The Dan Le Batard Show producer Mike Ryan Ruiz was one of the most vocal critics of Pate’s approval for the interview, and shared his critique of the sit down on Monday’s program. Ryan Ruiz argued that the conversation neither delivered meaningful political insight nor satisfied the expectations of a sports audience that was promised a substantive discussion about college football issues.
“It wasn’t a political discussion. I don’t know how much was edited, but there was one moment where Trump patted himself on the back about the job that he did with Venezuela. But even for Trump, who meanders and rambles a lot, like he didn’t inject a lot of that into the conversation,” said Ryan Ruiz.
Ruiz suggested the interview feel was unusually restrained yet ultimately shallow. He also took issue with what he described as a surprising lack of college football substance, explaining that listeners who tuned in expecting a focused conversation on the sport instead heard what he characterized as an unfocused mix of soft prompts and tangents.
“There also wasn’t college football. It was actually really embarrassing,” said Ryan Ruiz. “There was one soft toss to the President. What would you do about this? He started rambling about how the Gamecocks are good and the NFL kickoff rule. It was just bad.”
Expanding on that criticism, Ruiz cited what he called a misleading pre-interview buildup. He said it positioned the segment around Name, Image, and Likeness policy. However, he argued the final interview shifted toward broader personal reflections. The discussion included questions about how Trump hires staff and lessons from his two presidential terms. It even featured a story about the Lincoln Bedroom. Ruiz contended those topics did not deliver the promised depth on NIL or the sport’s evolving structure.
“There was nothing there in terms of substantial NIL opinion,” Ruiz said, adding that he reviewed what he called a full list of nine questions and concluded the segment functioned more as a profile-raising moment for Pate than a rigorous examination of college football policy intersecting with politics.

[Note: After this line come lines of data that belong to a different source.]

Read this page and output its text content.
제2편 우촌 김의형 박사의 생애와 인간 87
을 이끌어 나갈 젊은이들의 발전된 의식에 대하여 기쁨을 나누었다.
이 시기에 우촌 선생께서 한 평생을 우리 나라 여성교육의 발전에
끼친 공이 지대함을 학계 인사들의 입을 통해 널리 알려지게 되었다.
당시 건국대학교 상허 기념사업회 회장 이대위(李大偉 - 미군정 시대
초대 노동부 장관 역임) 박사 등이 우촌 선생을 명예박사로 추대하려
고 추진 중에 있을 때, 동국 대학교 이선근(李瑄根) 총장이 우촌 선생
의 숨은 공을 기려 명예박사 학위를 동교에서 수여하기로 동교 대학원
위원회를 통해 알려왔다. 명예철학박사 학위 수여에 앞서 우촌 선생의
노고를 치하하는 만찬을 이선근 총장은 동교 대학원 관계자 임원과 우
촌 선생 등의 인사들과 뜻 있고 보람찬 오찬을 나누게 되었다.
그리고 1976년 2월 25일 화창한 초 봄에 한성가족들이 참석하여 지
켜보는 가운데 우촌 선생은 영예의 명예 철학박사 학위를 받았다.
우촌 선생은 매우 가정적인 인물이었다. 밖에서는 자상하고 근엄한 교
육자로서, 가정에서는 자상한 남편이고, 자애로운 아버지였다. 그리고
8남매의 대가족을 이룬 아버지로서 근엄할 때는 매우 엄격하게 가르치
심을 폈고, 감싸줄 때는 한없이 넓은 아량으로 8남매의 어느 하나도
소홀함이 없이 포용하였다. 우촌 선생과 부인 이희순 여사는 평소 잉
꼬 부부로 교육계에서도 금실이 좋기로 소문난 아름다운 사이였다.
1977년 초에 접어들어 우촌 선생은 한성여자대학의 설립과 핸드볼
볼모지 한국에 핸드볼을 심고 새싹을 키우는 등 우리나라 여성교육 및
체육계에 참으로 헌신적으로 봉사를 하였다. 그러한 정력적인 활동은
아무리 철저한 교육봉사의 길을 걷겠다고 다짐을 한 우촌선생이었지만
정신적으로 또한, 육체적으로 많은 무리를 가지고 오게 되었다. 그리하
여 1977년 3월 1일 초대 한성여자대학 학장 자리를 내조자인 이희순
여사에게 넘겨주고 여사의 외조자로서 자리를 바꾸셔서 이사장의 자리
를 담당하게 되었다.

Ruiz argued that Donald Trump benefited most from the appearance. He said the former president “got what he wanted, which was a sports platform normalizing him and bringing an audience to Josh Pate.” Ruiz added that the interview “didn’t achieve anything other than that.” His critique reflects a broader concern. He believes political figures increasingly use sports media to reach audiences who may not follow traditional news outlets.